A castle for Minnie Mouse, a skyscraper for Elmo, or a racetrack for garbage trucks, the options are endless when you combine block play and your child’s imagination. When children play with blocks, they are practicing math skills as they count, compare height and volume, and transform, compose, and decompose shapes. Studies show that block play during the preschool years leads to higher math achievement as far out as high school.
In addition, when kids play and build with blocks with their peers it leads to an increase in spatial reasoning (or the ability to think about objects in three dimensions and mentally manipulate shapes). In a study by the University of Maryland, a group of preschoolers were asked to build a house with specific features (like a door, walls, and rooms) with large colorful blocks, but not given explicit instructions on how to do so. Scientists found that the children actively engaged in discussion with each other about the design of their houses (“I’m going to put more blocks on top”); the symbolic meaning of the blocks (“I’m making a door”); and the spatial relations of the placement of blocks (“Move this closer to here”). Through collaborative block play children develop spatial language and reasoning, which is linked to better math skills.
Parents can promote learning during block play by providing prompts like ‘Let’s build a castle with a tower’ and then allowing the child to take the lead
Bust out your favorite blocks and encourage your mini-me to design, build, and then do it all over again. “Parents can promote learning during block play by providing prompts like ‘Let’s build a castle with a tower’ and then allowing the child to take the lead,” says Helen Hadani, Head of Research at the Center for Childhood Creativity at the Bay Area Discovery Museum. “This is known as guided play, a combination of adult initiation and child direction, which is shown to be an effective method to foster exploration and learning in young children.”
6 Stages of Block Building
The more time and exposure your child has with blocks the more complex their block building will become! Adapted from the book Block Play: The Complete Guide to Learning and Playing With Blocks by Sharon MacDonald, M.Ed., here are six stages of block building children experience. What stage of block building is your child at?
1. Block Exploration
Children touch, carry around, drop, and pack and repack blocks into containers. At this stage, children are discovering the physical properties of blocks.
2. Rows and Towers
Children stack blocks to make a tower or lay them on the ground in rows. At this stage, children use a lot of repetition in their building. They also start to incorporate dramatic play as rows become roads for vehicles.
3. Bridges and Passageways
Children explore trial and error as they attempt to connect two blocks with a third block to make tunnel and bridge structures. Children start to consider measurements as they guess and check whether a block can span the distance between two other blocks.

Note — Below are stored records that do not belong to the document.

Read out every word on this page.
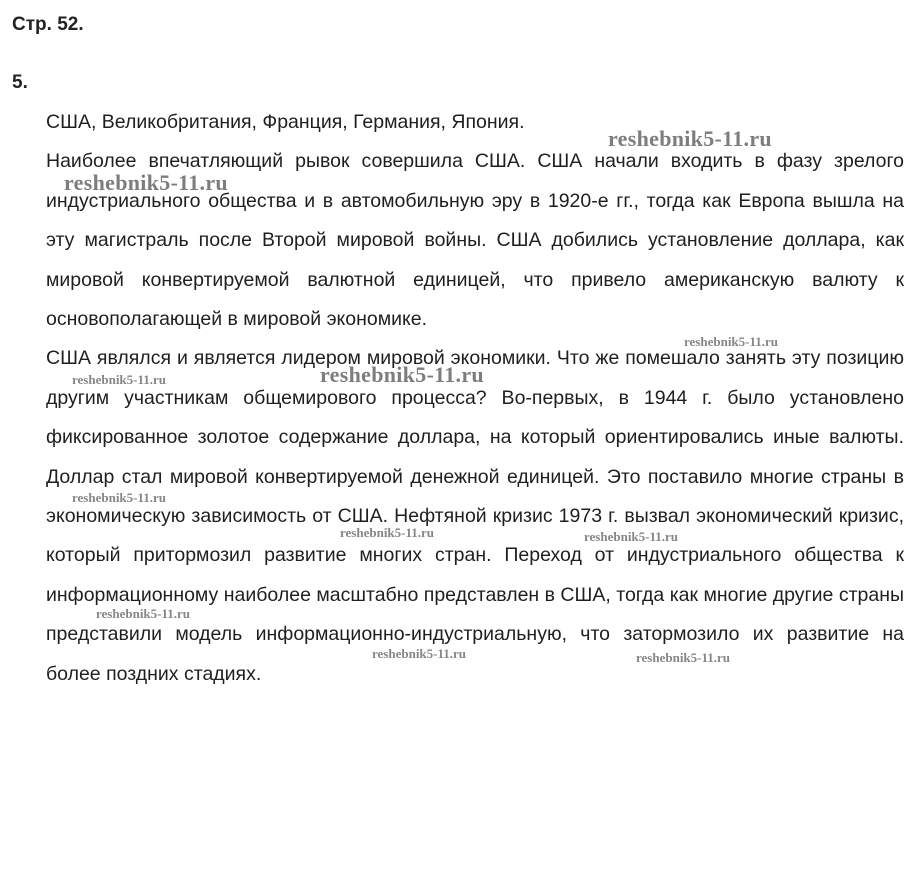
Стр. 52.
5.

США, Великобритания, Франция, Германия, Япония.

Наиболее впечатляющий рывок совершила США. США начали входить в фазу зрелого индустриального общества и в автомобильную эру в 1920-е гг., тогда как Европа вышла на эту магистраль после Второй мировой войны. США добились установление доллара, как мировой конвертируемой валютной единицей, что привело американскую валюту к основополагающей в мировой экономике.

США являлся и является лидером мировой экономики. Что же помешало занять эту позицию другим участникам общемирового процесса? Во-первых, в 1944 г. было установлено фиксированное золотое содержание доллара, на который ориентировались иные валюты. Доллар стал мировой конвертируемой денежной единицей. Это поставило многие страны в экономическую зависимость от США. Нефтяной кризис 1973 г. вызвал экономический кризис, который притормозил развитие многих стран. Переход от индустриального общества к информационному наиболее масштабно представлен в США, тогда как многие другие страны представили модель информационно-индустриальную, что затормозило их развитие на более поздних стадиях.

reshebnik5-11.ru
reshebnik5-11.ru
reshebnik5-11.ru
reshebnik5-11.ru
reshebnik5-11.ru
reshebnik5-11.ru
reshebnik5-11.ru	reshebnik5-11.ru
reshebnik5-11.ru
reshebnik5-11.ru	reshebnik5-11.ru
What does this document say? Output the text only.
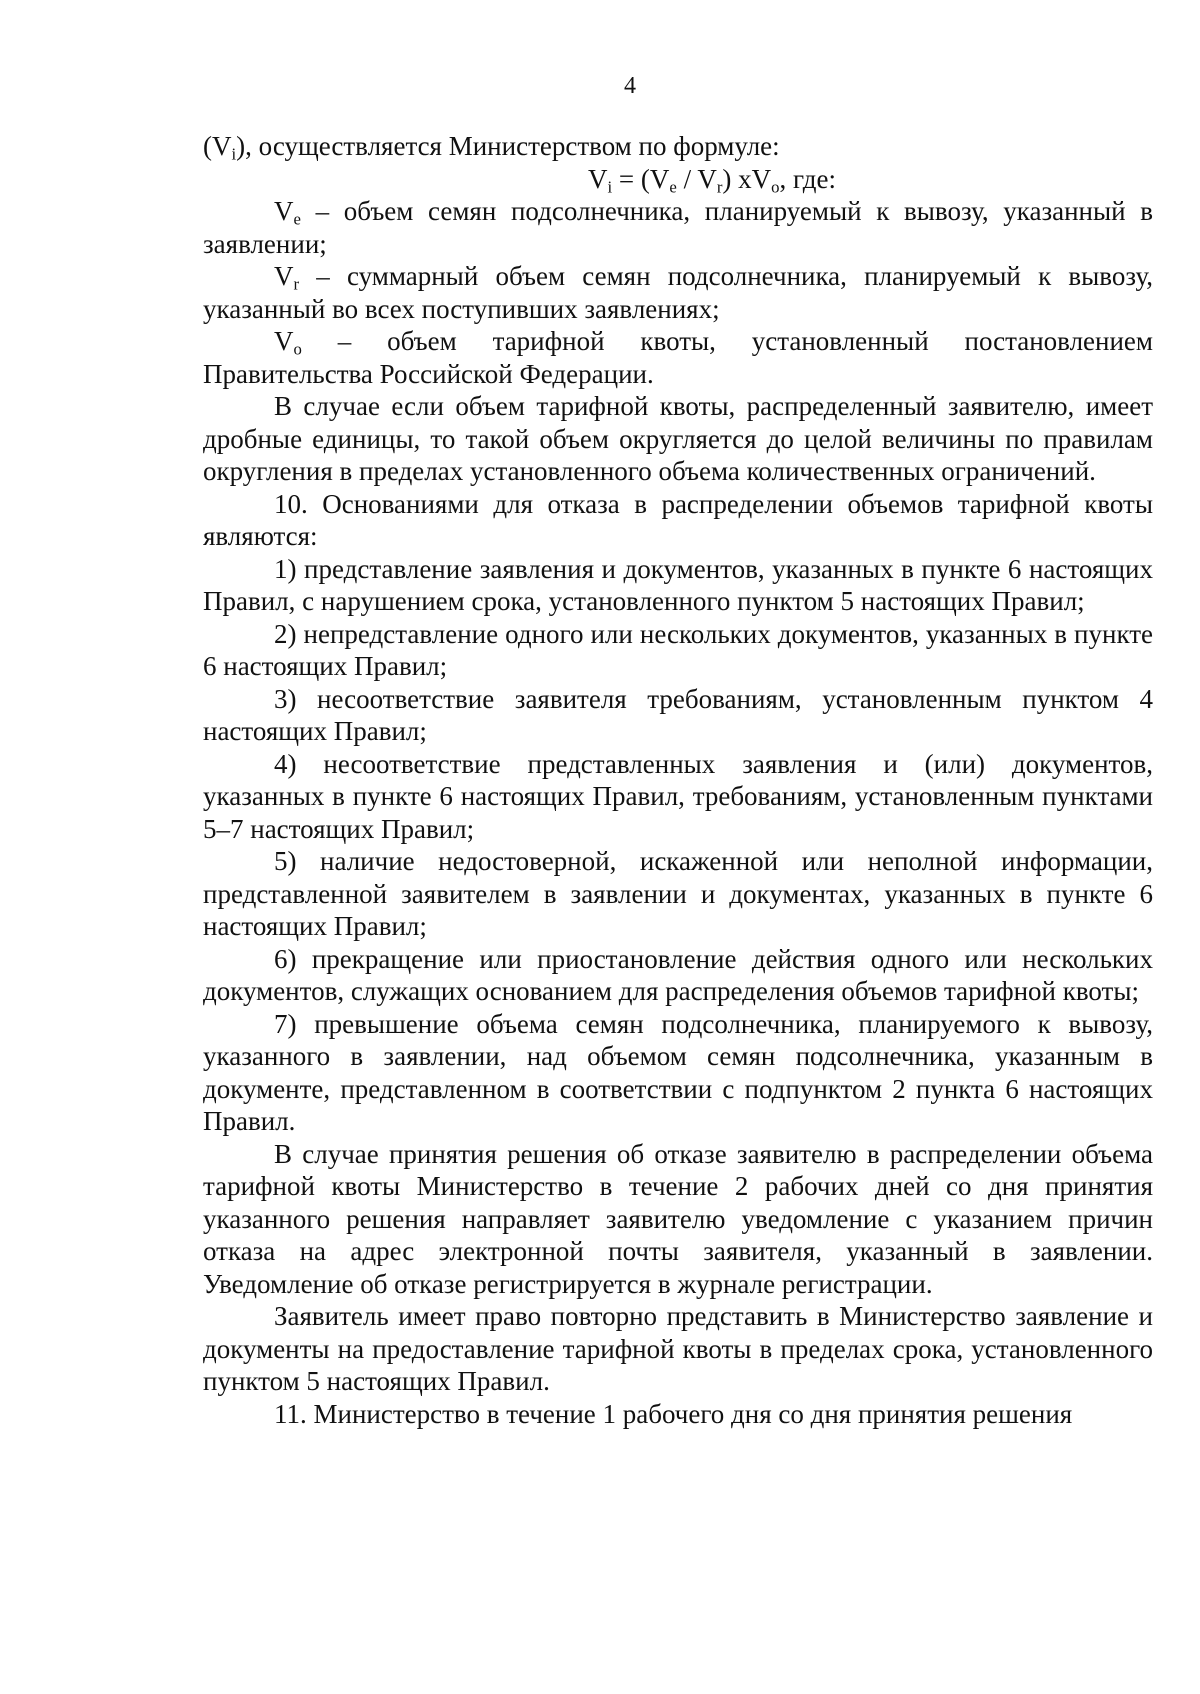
4

$(V_i)$, осуществляется Министерством по формуле:

$V_i = (V_e / V_r)$ $xV_o$, где:

$V_e$ – объем семян подсолнечника, планируемый к вывозу, указанный в заявлении;

$V_r$ – суммарный объем семян подсолнечника, планируемый к вывозу, указанный во всех поступивших заявлениях;

$V_o$ – объем тарифной квоты, установленный постановлением Правительства Российской Федерации.

В случае если объем тарифной квоты, распределенный заявителю, имеет дробные единицы, то такой объем округляется до целой величины по правилам округления в пределах установленного объема количественных ограничений.

10. Основаниями для отказа в распределении объемов тарифной квоты являются:

1) представление заявления и документов, указанных в пункте 6 настоящих Правил, с нарушением срока, установленного пунктом 5 настоящих Правил;

2) непредставление одного или нескольких документов, указанных в пункте 6 настоящих Правил;

3) несоответствие заявителя требованиям, установленным пунктом 4 настоящих Правил;

4) несоответствие представленных заявления и (или) документов, указанных в пункте 6 настоящих Правил, требованиям, установленным пунктами 5–7 настоящих Правил;

5) наличие недостоверной, искаженной или неполной информации, представленной заявителем в заявлении и документах, указанных в пункте 6 настоящих Правил;

6) прекращение или приостановление действия одного или нескольких документов, служащих основанием для распределения объемов тарифной квоты;

7) превышение объема семян подсолнечника, планируемого к вывозу, указанного в заявлении, над объемом семян подсолнечника, указанным в документе, представленном в соответствии с подпунктом 2 пункта 6 настоящих Правил.

В случае принятия решения об отказе заявителю в распределении объема тарифной квоты Министерство в течение 2 рабочих дней со дня принятия указанного решения направляет заявителю уведомление с указанием причин отказа на адрес электронной почты заявителя, указанный в заявлении. Уведомление об отказе регистрируется в журнале регистрации.

Заявитель имеет право повторно представить в Министерство заявление и документы на предоставление тарифной квоты в пределах срока, установленного пунктом 5 настоящих Правил.

11. Министерство в течение 1 рабочего дня со дня принятия решения
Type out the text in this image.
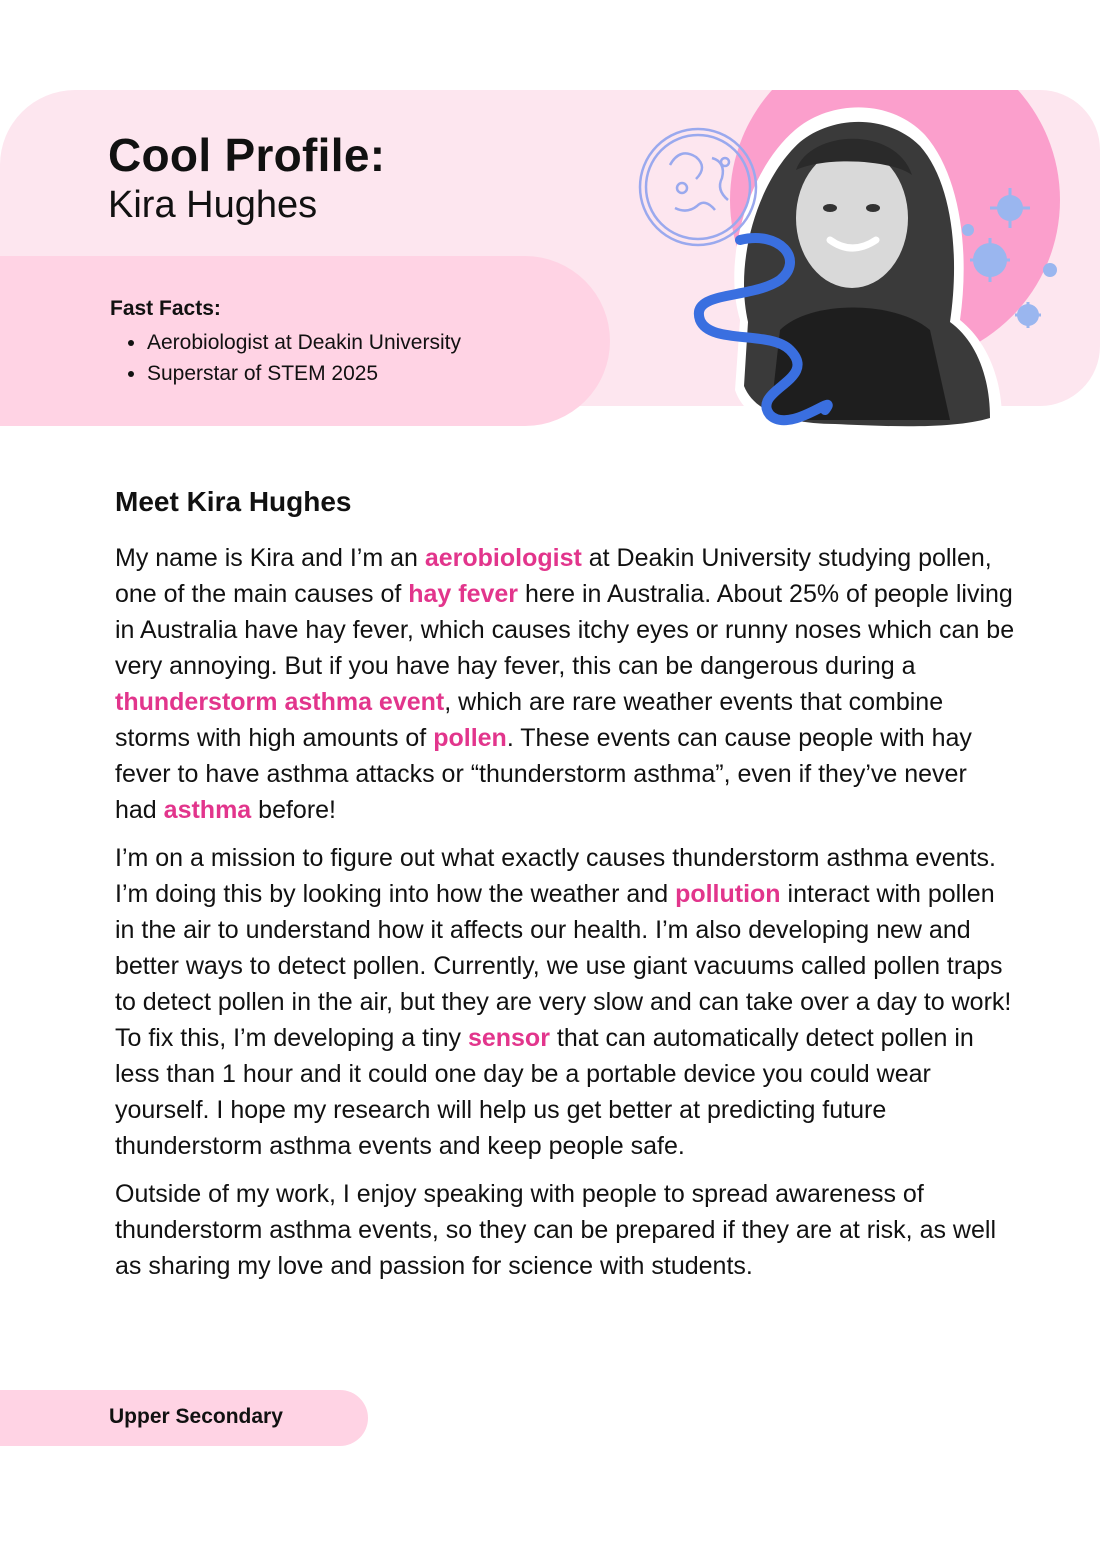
Cool Profile:
Kira Hughes
Fast Facts:
• Aerobiologist at Deakin University
• Superstar of STEM 2025
Meet Kira Hughes

My name is Kira and I’m an aerobiologist at Deakin University studying pollen, one of the main causes of hay fever here in Australia. About 25% of people living in Australia have hay fever, which causes itchy eyes or runny noses which can be very annoying. But if you have hay fever, this can be dangerous during a thunderstorm asthma event, which are rare weather events that combine storms with high amounts of pollen. These events can cause people with hay fever to have asthma attacks or “thunderstorm asthma”, even if they’ve never had asthma before!

I’m on a mission to figure out what exactly causes thunderstorm asthma events. I’m doing this by looking into how the weather and pollution interact with pollen in the air to understand how it affects our health. I’m also developing new and better ways to detect pollen. Currently, we use giant vacuums called pollen traps to detect pollen in the air, but they are very slow and can take over a day to work! To fix this, I’m developing a tiny sensor that can automatically detect pollen in less than 1 hour and it could one day be a portable device you could wear yourself. I hope my research will help us get better at predicting future thunderstorm asthma events and keep people safe.

Outside of my work, I enjoy speaking with people to spread awareness of thunderstorm asthma events, so they can be prepared if they are at risk, as well as sharing my love and passion for science with students.

Upper Secondary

Children use blocks to create enclosed spaces. They stack blocks to create walls, then use these enclosed spaces as a setting for imaginary play and storytelling using props like animals, people, and signs.
5. Symmetry, Balance, and Detail
Children begin to seek symmetry and balance as they become more precise and attend to detail in their structures. They engage in patternmaking and sorting and seek equivalent or matching sized shapes.
6. Planning, Building, and Imaginary Play
Children not only build elaborate structures, but they plan ahead, revise plans, and assign roles to other children throughout the building process. They incorporate materials other than blocks to achieve a desired effect and sort, match, and rearrange. Imaginary play becomes a central element of their block projects.